Ramaphosa is a product of the liberation tradition that has generated a culture of ANC exceptionalism. Its self-image is that of a hegemonic party, indelibly intertwined with the nation itself, a vision rooted in the ANC’s leadership of the liberation struggle and its post-apartheid electoral dominance. All of this has combined to produce a hubristic sense of entitlement—that the ANC is unique and not subject to the same constraints binding other parties.
Although Zuma has claimed on occasions that the ANC is more important than the constitution—more important, even, than South Africa itself—Ramaphosa, too, has defended egregious ANC behavior over the past decade.
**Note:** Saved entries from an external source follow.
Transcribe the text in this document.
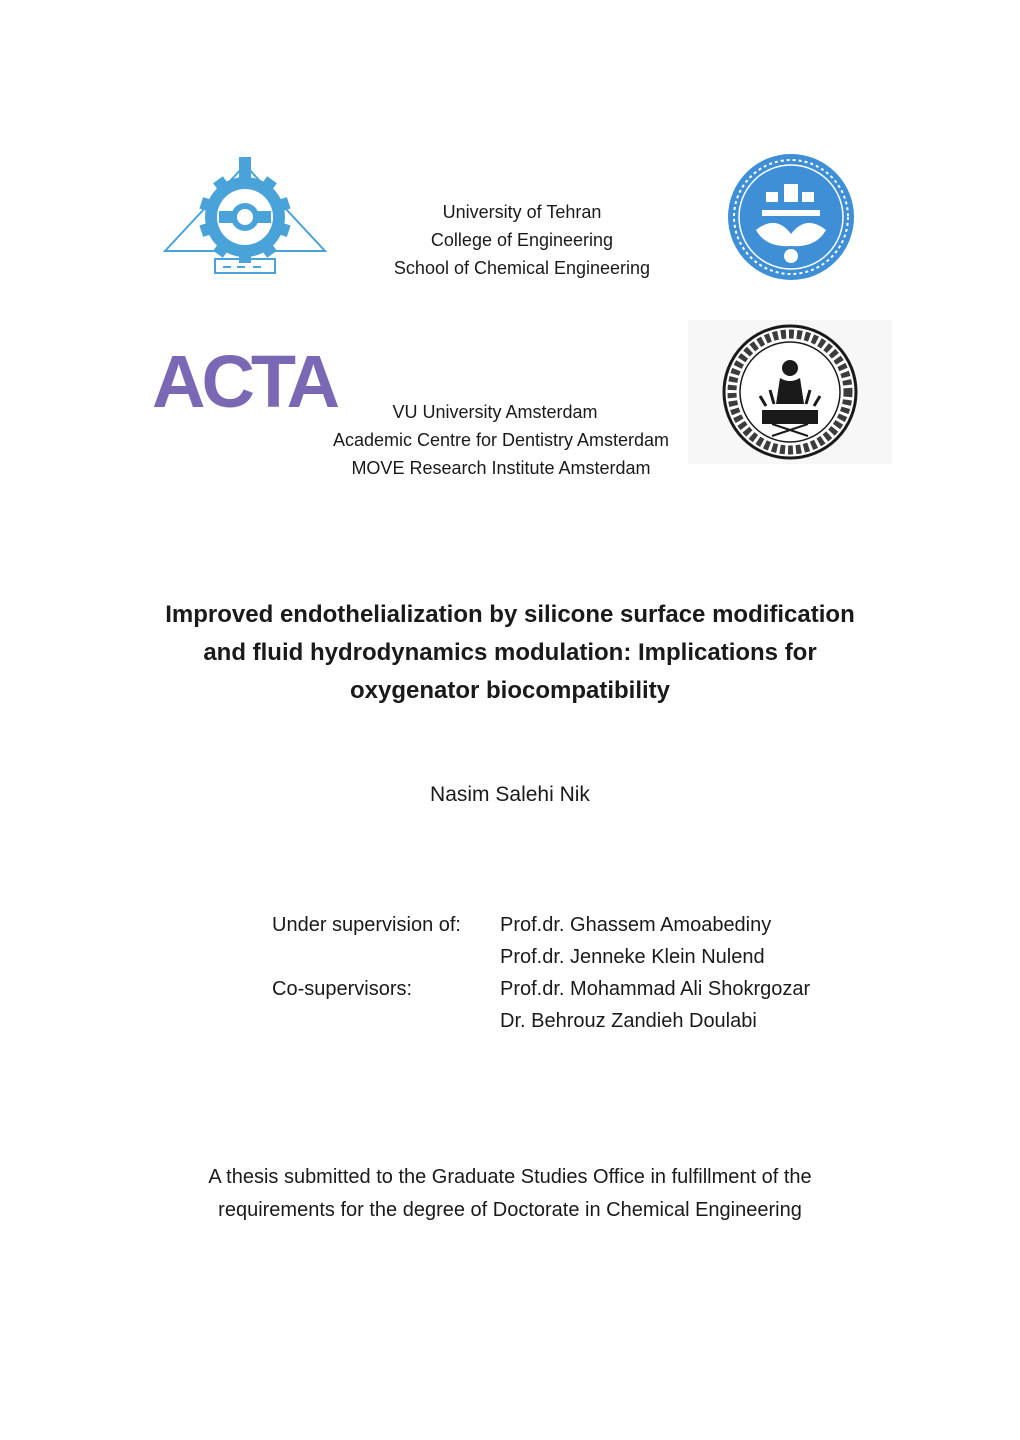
University of Tehran
College of Engineering
School of Chemical Engineering
ACTA	VU University Amsterdam
Academic Centre for Dentistry Amsterdam
MOVE Research Institute Amsterdam
Improved endothelialization by silicone surface modification
and fluid hydrodynamics modulation: Implications for
oxygenator biocompatibility
Nasim Salehi Nik
Under supervision of:	Prof.dr. Ghassem Amoabediny
Prof.dr. Jenneke Klein Nulend
Co-supervisors:	Prof.dr. Mohammad Ali Shokrgozar
Dr. Behrouz Zandieh Doulabi
A thesis submitted to the Graduate Studies Office in fulfillment of the
requirements for the degree of Doctorate in Chemical Engineering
He claimed, inaccurately, that corruption is an aberration rather than the norm within the party. He also defends the ANC’s policy of cadre deployment, in which it places loyalists in strategic positions throughout the state apparatus irrespective of their ability to perform those roles effectively. This has led to many state-owned enterprises, such as the power utility ESKOM and South African Airways, becoming completely dysfunctional. Finally, Ramaphosa served as deputy president of the ANC under Zuma from 2012 until 2017, and deputy president of the country under him from 2014 to 2018, so he cannot wholly detach himself from the “nine wasted years.”
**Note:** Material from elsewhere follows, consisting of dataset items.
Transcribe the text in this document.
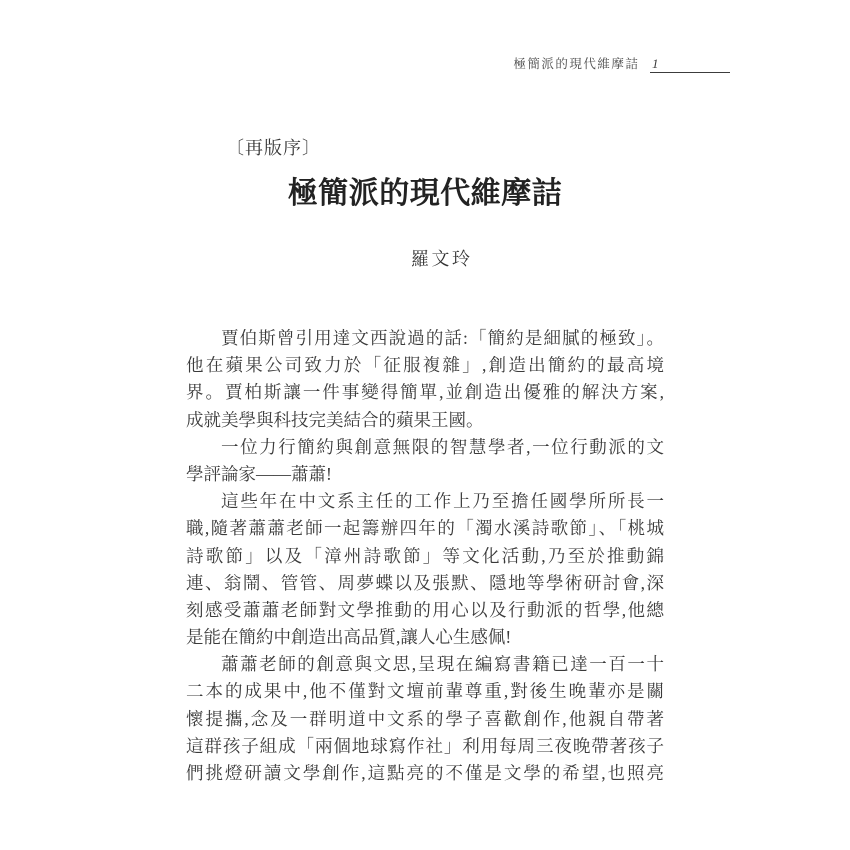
極簡派的現代維摩詰 1
〔再版序〕
極簡派的現代維摩詰
羅文玲
賈伯斯曾引用達文西說過的話:「簡約是細膩的極致」。
他在蘋果公司致力於「征服複雜」,創造出簡約的最高境
界。賈柏斯讓一件事變得簡單,並創造出優雅的解決方案,
成就美學與科技完美結合的蘋果王國。
一位力行簡約與創意無限的智慧學者,一位行動派的文
學評論家——蕭蕭!
這些年在中文系主任的工作上乃至擔任國學所所長一
職,隨著蕭蕭老師一起籌辦四年的「濁水溪詩歌節」、「桃城
詩歌節」以及「漳州詩歌節」等文化活動,乃至於推動錦
連、翁鬧、管管、周夢蝶以及張默、隱地等學術研討會,深
刻感受蕭蕭老師對文學推動的用心以及行動派的哲學,他總
是能在簡約中創造出高品質,讓人心生感佩!
蕭蕭老師的創意與文思,呈現在編寫書籍已達一百一十
二本的成果中,他不僅對文壇前輩尊重,對後生晚輩亦是關
懷提攜,念及一群明道中文系的學子喜歡創作,他親自帶著
這群孩子組成「兩個地球寫作社」利用每周三夜晚帶著孩子
們挑燈研讀文學創作,這點亮的不僅是文學的希望,也照亮
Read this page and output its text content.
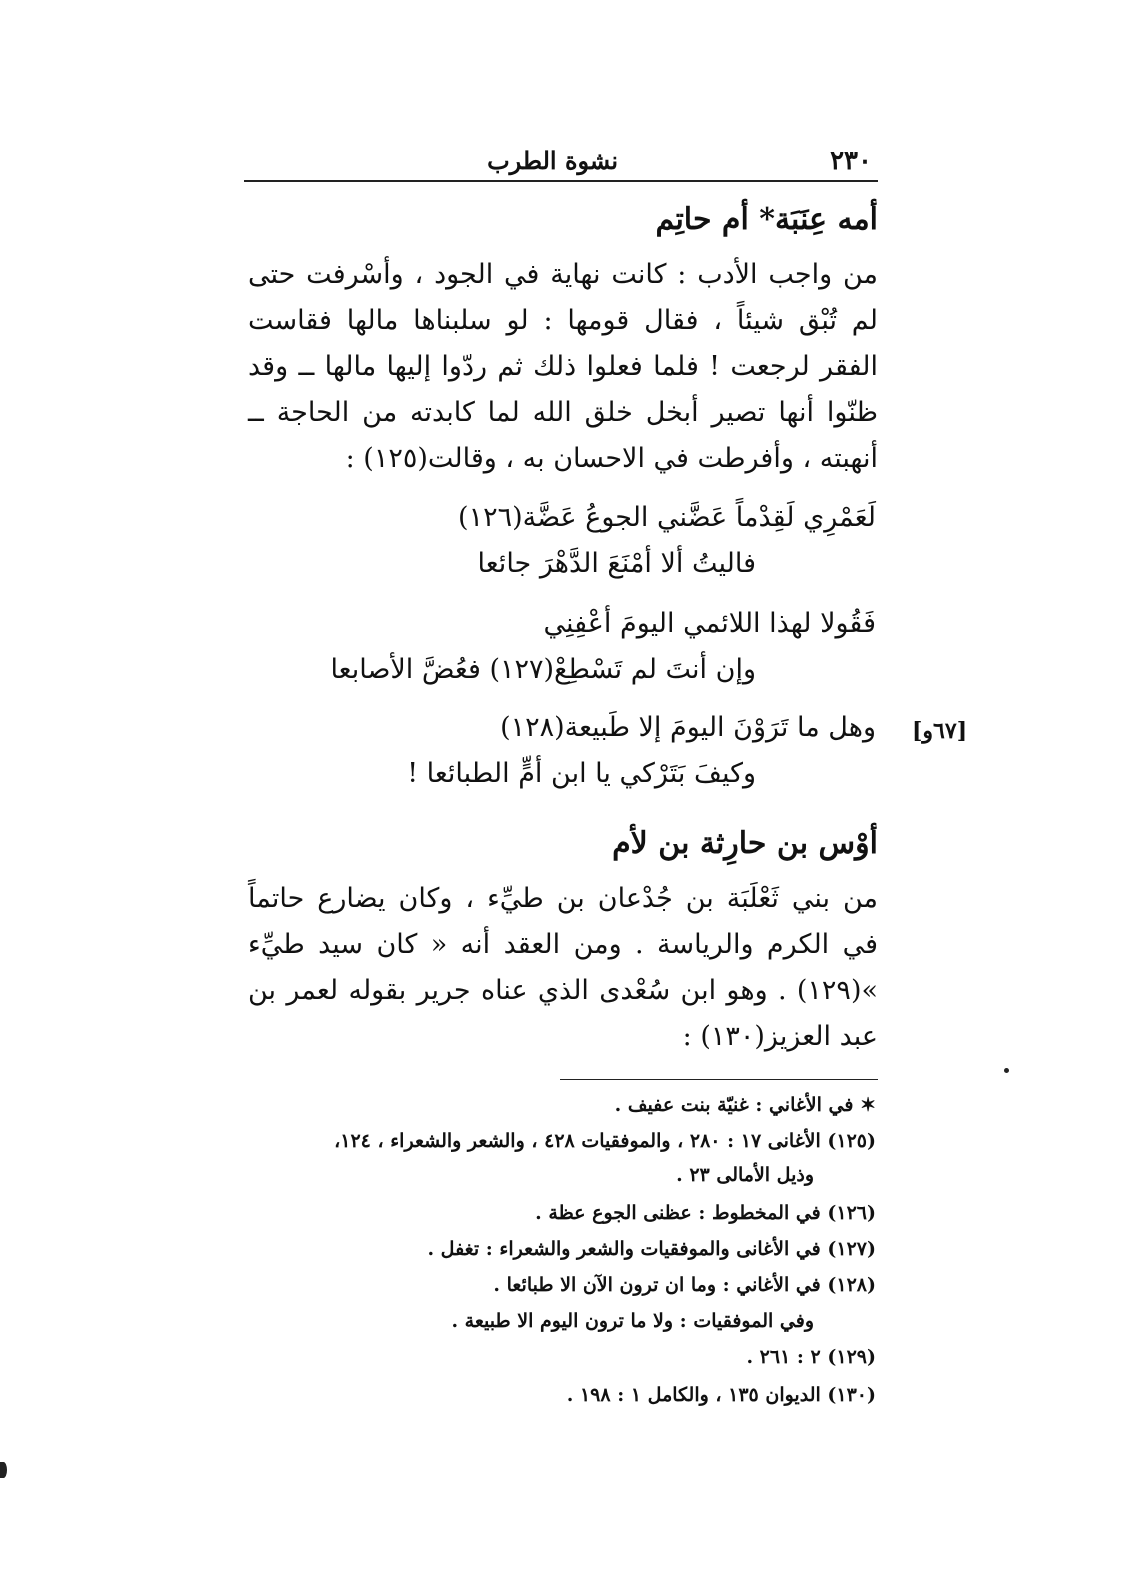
نشوة الطرب	٢٣٠
أمه عِنَبَة* أم حاتِم
من واجب الأدب : كانت نهاية في الجود ، وأسْرفت حتى لم تُبْق شيئاً ، فقال قومها : لو سلبناها مالها فقاست الفقر لرجعت ! فلما فعلوا ذلك ثم ردّوا إليها مالها ــ وقد ظنّوا أنها تصير أبخل خلق الله لما كابدته من الحاجة ــ أنهبته ، وأفرطت في الاحسان به ، وقالت(١٢٥) :
لَعَمْرِي لَقِدْماً عَضَّني الجوعُ عَضَّة(١٢٦)
فاليتُ ألا أمْنَعَ الدَّهْرَ جائعا
فَقُولا لهذا اللائمي اليومَ أعْفِنِي
وإن أنتَ لم تَسْطِعْ(١٢٧) فعُضَّ الأصابعا
وهل ما تَرَوْنَ اليومَ إلا طَبيعة(١٢٨)
وكيفَ بَتَرْكي يا ابن أمٍّ الطبائعا !
[٦٧و]
أوْس بن حارِثة بن لأم
من بني ثَعْلَبَة بن جُدْعان بن طيِّء ، وكان يضارع حاتماً في الكرم والرياسة . ومن العقد أنه « كان سيد طيِّء »(١٢٩) . وهو ابن سُعْدى الذي عناه جرير بقوله لعمر بن عبد العزيز(١٣٠) :
✶ في الأغاني : غنيّة بنت عفيف .
(١٢٥) الأغانى ١٧ : ٢٨٠ ، والموفقيات ٤٢٨ ، والشعر والشعراء ، ١٢٤،
وذيل الأمالى ٢٣ .
(١٢٦) في المخطوط : عظنى الجوع عظة .
(١٢٧) في الأغانى والموفقيات والشعر والشعراء : تغفل .
(١٢٨) في الأغاني : وما ان ترون الآن الا طبائعا .
وفي الموفقيات : ولا ما ترون اليوم الا طبيعة .
(١٢٩) ٢ : ٢٦١ .
(١٣٠) الديوان ١٣٥ ، والكامل ١ : ١٩٨ .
The ANC’s culture of exceptionalism contains the seeds of authoritarianism and an intolerance of opposition, as it encourages the view that to oppose the ruling party is to oppose “the people.” It also serves as an impediment to the nurturing of the rational, capable state to which Ramaphosa is formally committed, while hindering the development of a pluralistic post-liberation politics that is more compatible with a constitutional democracy, and which reflects the socio-economic composition of the country.
Moreover, the ANC’s high degree of factionalization, where even the camps within it are diverse and often transient, makes effective governance difficult. Bold leadership is discouraged and a politics of the lowest common denominator, designed to hold the fractious coalition together, is prioritized. Thus, Ramaphosa remains trapped in a paradox: He is committed to modernization and reform, but the party he leads can go only so far in this regard and remains a barrier to its full realization. That paradox is likely to remain a defining feature of South African politics even if Zuma’s faction is vanquished completely.